On an adjusted basis, Yamana beat expectations by 44% with respectable earnings of $94.9 million. Those low costs bolstered the operating margin by 18% over the first quarter, boosting cash flow 51% higher to nearly $118 million.
The brutal facts
The weakening U.S. dollar reduced Yamana's second-quarter net by more than $60 million, including foreign-exchange losses and revaluation of future tax expenses. Fools will appreciate the stinging irony of investments conceived as shelter from a falling dollar having their returns ravaged by that very outcome. Naturally, Yamana hedges against currency fluctuations using derivatives.
Yamana holds interest-rate-swap derivatives with a notional value of $444.8 million to reduce variability on an adjustable-rate debt facility. The stark irony of investors fleeing the impact of the global derivatives meltdown through exposure to gold miners -- only to find their earnings assailed by yet more derivatives -- is not lost on this Fool. All told, unrealized derivative losses for Yamana have totaled $81.8 million this year.

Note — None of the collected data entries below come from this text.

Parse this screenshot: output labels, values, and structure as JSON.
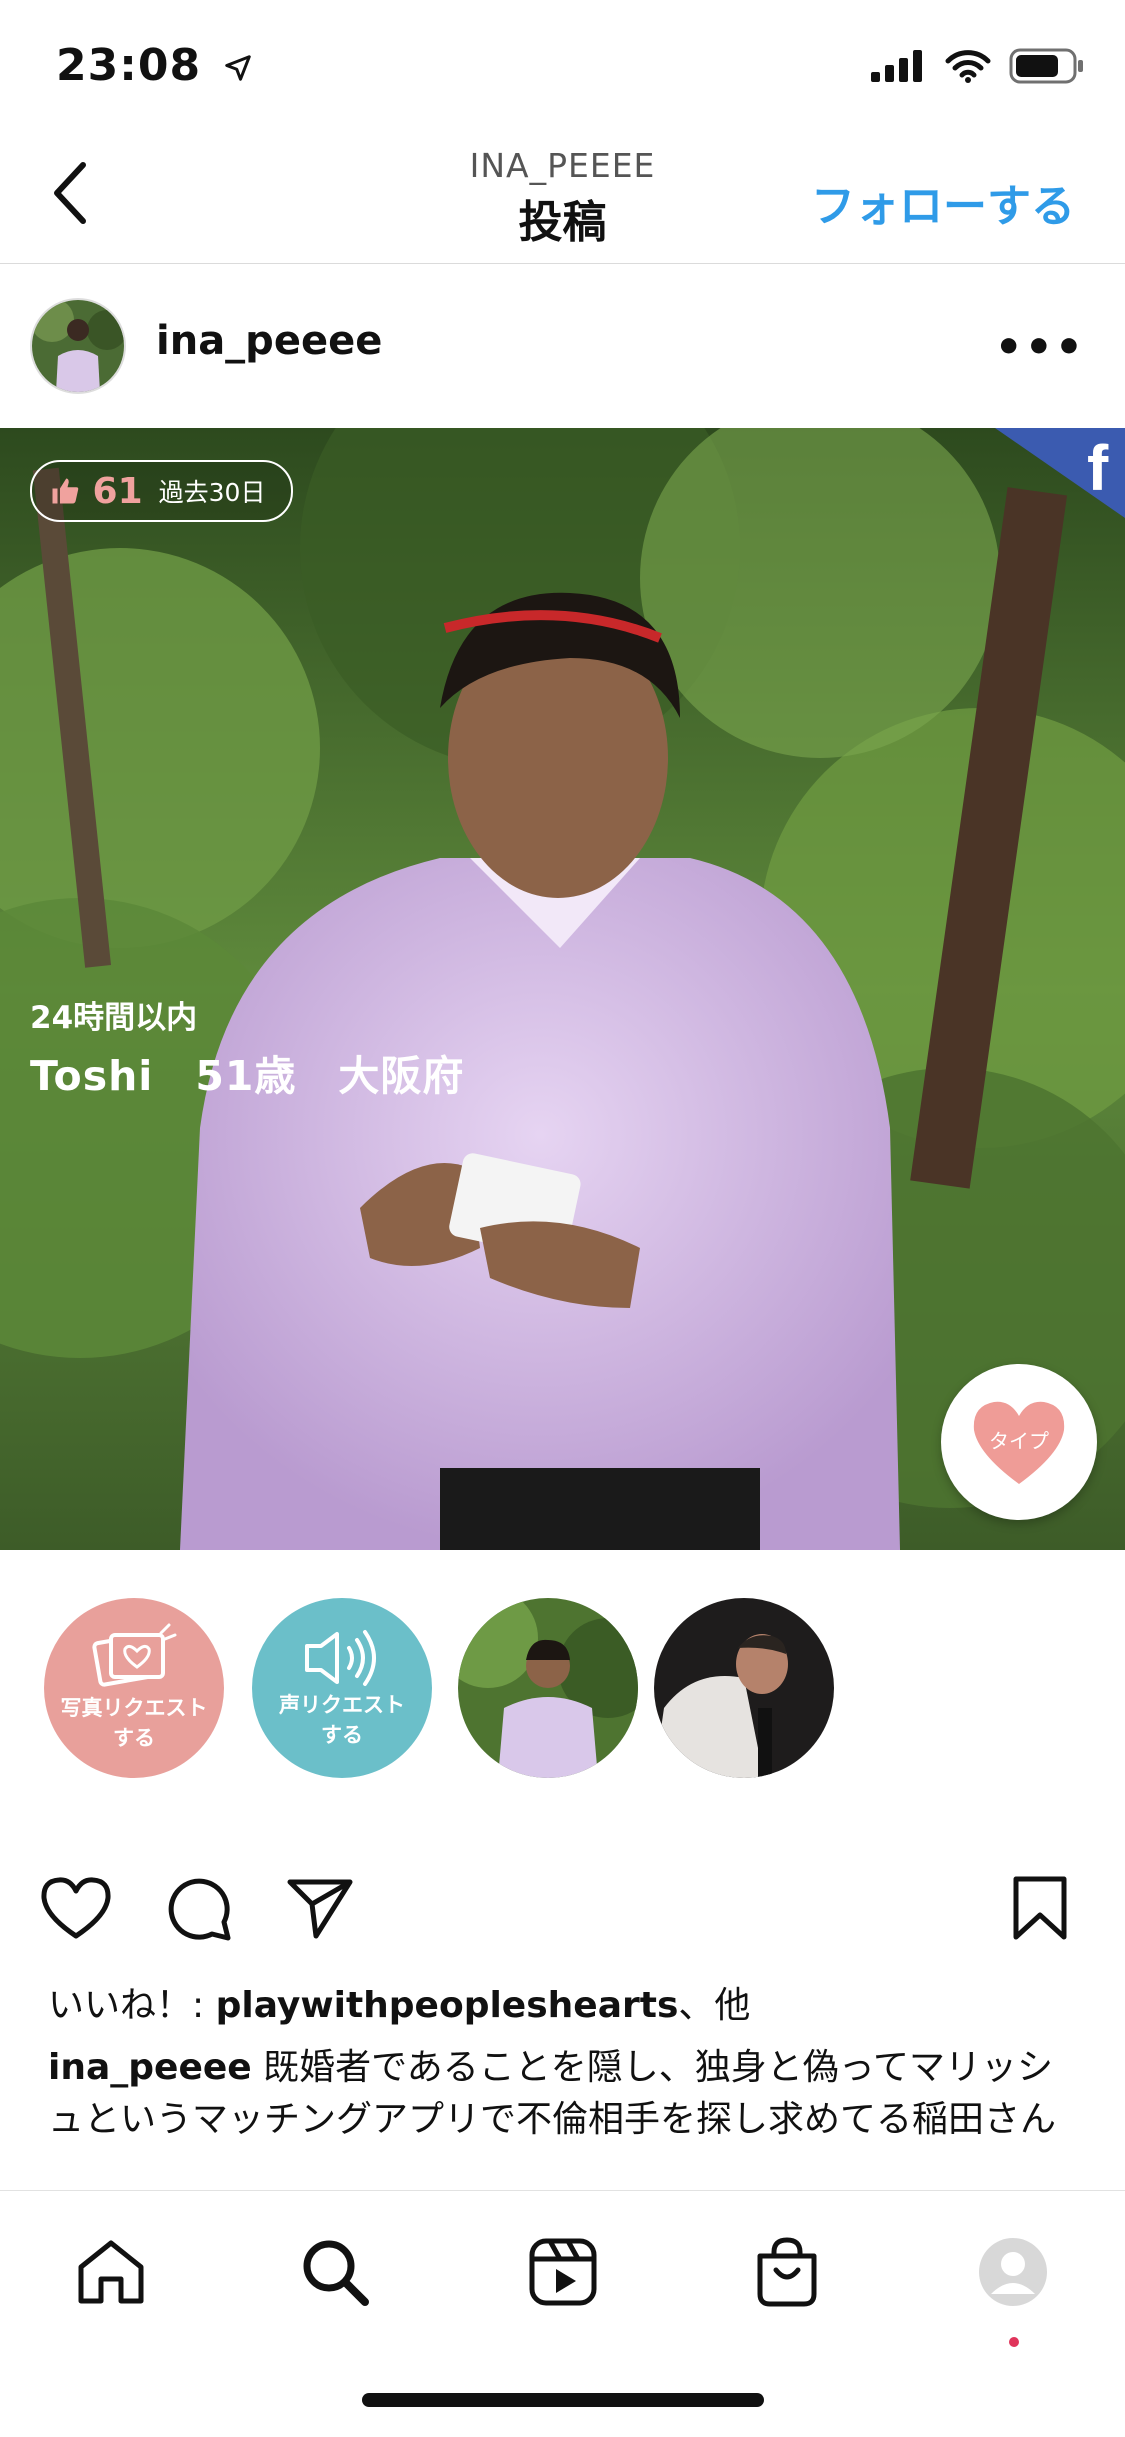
{
  "status_bar": {
    "time": "23:08"
  },
  "header": {
    "subtitle": "INA_PEEEE",
    "title": "投稿",
    "follow_label": "フォローする"
  },
  "post": {
    "username": "ina_peeee",
    "more_label": "•••",
    "photo": {
      "like_count": "61",
      "like_period": "過去30日",
      "time_label": "24時間以内",
      "profile_info": "Toshi　51歳　大阪府",
      "type_button_label": "タイプ"
    },
    "circles": [
      {
        "label_line1": "写真リクエスト",
        "label_line2": "する"
      },
      {
        "label_line1": "声リクエスト",
        "label_line2": "する"
      }
    ],
    "likes_prefix": "いいね！: ",
    "likes_user": "playwithpeopleshearts",
    "likes_suffix": "、他",
    "caption_user": "ina_peeee",
    "caption_text": " 既婚者であることを隠し、独身と偽ってマリッシュというマッチングアプリで不倫相手を探し求めてる稲田さん"
  },
  "colors": {
    "accent_blue": "#2f9be8",
    "pink_circle": "#e8a09b",
    "teal_circle": "#6bbfc9",
    "profile_dot": "#e0345b"
  },
  "icons": [
    "back-chevron",
    "heart",
    "comment",
    "send",
    "bookmark",
    "home",
    "search",
    "reels",
    "shop",
    "profile"
  ]
}
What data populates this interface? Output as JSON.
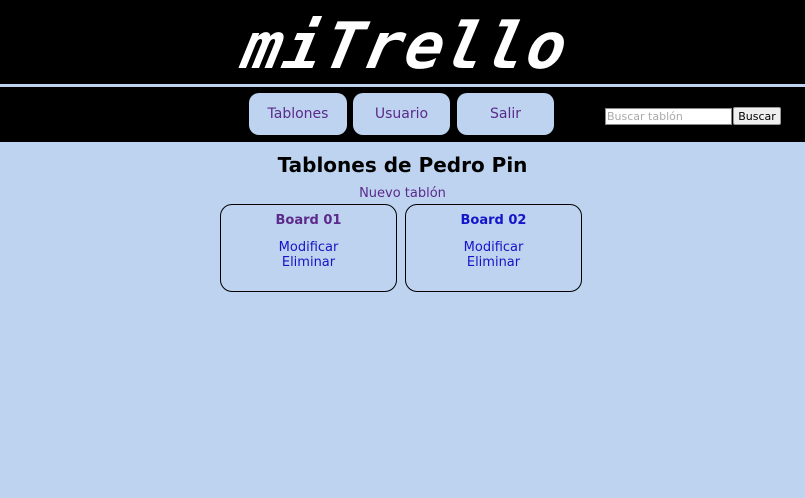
{
  "header": {
    "logo_text": "miTrello"
  },
  "nav": {
    "items": [
      {
        "label": "Tablones"
      },
      {
        "label": "Usuario"
      },
      {
        "label": "Salir"
      }
    ]
  },
  "search": {
    "placeholder": "Buscar tablón",
    "value": "",
    "button_label": "Buscar"
  },
  "main": {
    "title": "Tablones de Pedro Pin",
    "new_board_label": "Nuevo tablón",
    "boards": [
      {
        "title": "Board 01",
        "modify_label": "Modificar",
        "delete_label": "Eliminar"
      },
      {
        "title": "Board 02",
        "modify_label": "Modificar",
        "delete_label": "Eliminar"
      }
    ]
  },
  "colors": {
    "page_background": "#bdd3ef",
    "header_background": "#000000",
    "nav_button_background": "#bdd3ef",
    "visited_link": "#5b2a8c",
    "link": "#1414c8"
  }
}
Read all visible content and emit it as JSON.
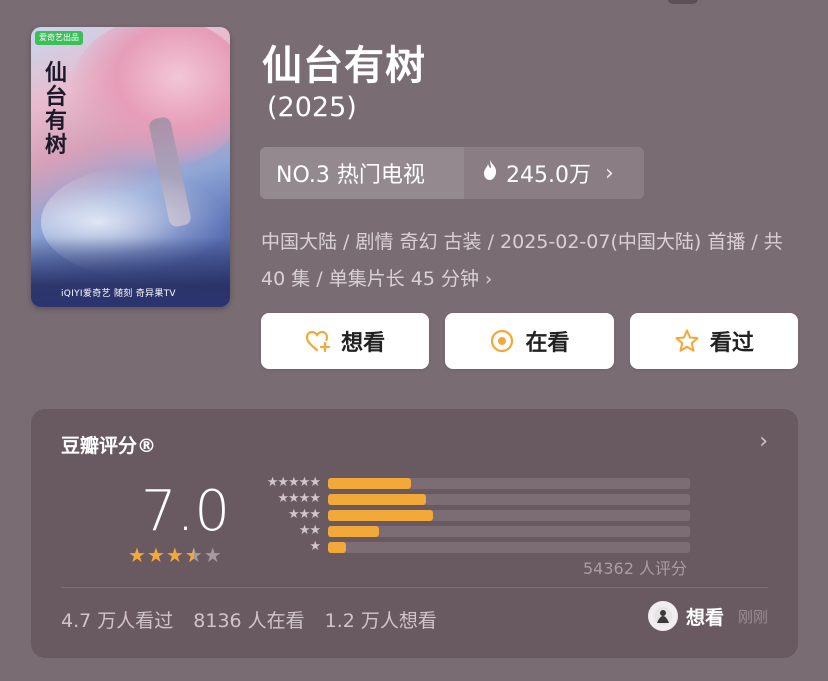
{
  "poster": {
    "badge": "爱奇艺出品",
    "calligraphy": "仙台有树",
    "logos": "iQIYI爱奇艺  随刻  奇异果TV"
  },
  "title": "仙台有树",
  "year": "(2025)",
  "rank": {
    "label": "NO.3 热门电视",
    "heat_icon": "flame-icon",
    "heat_value": "245.0万"
  },
  "meta": {
    "text": "中国大陆 / 剧情 奇幻 古装 / 2025-02-07(中国大陆) 首播 / 共 40 集 / 单集片长 45 分钟"
  },
  "actions": [
    {
      "label": "想看",
      "icon": "heart-plus-icon"
    },
    {
      "label": "在看",
      "icon": "target-circle-icon"
    },
    {
      "label": "看过",
      "icon": "star-outline-icon"
    }
  ],
  "rating": {
    "title": "豆瓣评分®",
    "score": "7.0",
    "stars_value": 3.5,
    "distribution": [
      {
        "stars": "★★★★★",
        "fraction": 0.23
      },
      {
        "stars": "★★★★",
        "fraction": 0.27
      },
      {
        "stars": "★★★",
        "fraction": 0.29
      },
      {
        "stars": "★★",
        "fraction": 0.14
      },
      {
        "stars": "★",
        "fraction": 0.05
      }
    ],
    "raters": "54362 人评分",
    "stats": [
      "4.7 万人看过",
      "8136 人在看",
      "1.2 万人想看"
    ],
    "friend": {
      "status": "想看",
      "time": "刚刚"
    }
  },
  "colors": {
    "background": "#7a6c73",
    "accent": "#f3a93a",
    "card": "#695a61"
  }
}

I have blasted the minority of gold miners that still keep counter-cyclical gold hedges on their books. Barrick Gold (NYSE: ABX ) offers only constrained leverage to the continuing advance of gold prices because of an oppressive hedge book of forward sales. AngloGold Ashanti (NYSE: AU ) and Randgold Resources (Nasdaq: GOLD ) have likewise garnered Foolish criticism. As it turns out, you can be unhedged and hedged at the same time.
I continue to believe that patient Fools will experience robust leverage to increases in gold prices. The remaining obstacles, it would appear, are the very same challenges plaguing the rest of the financial system: toxic derivatives and the crashing dollar.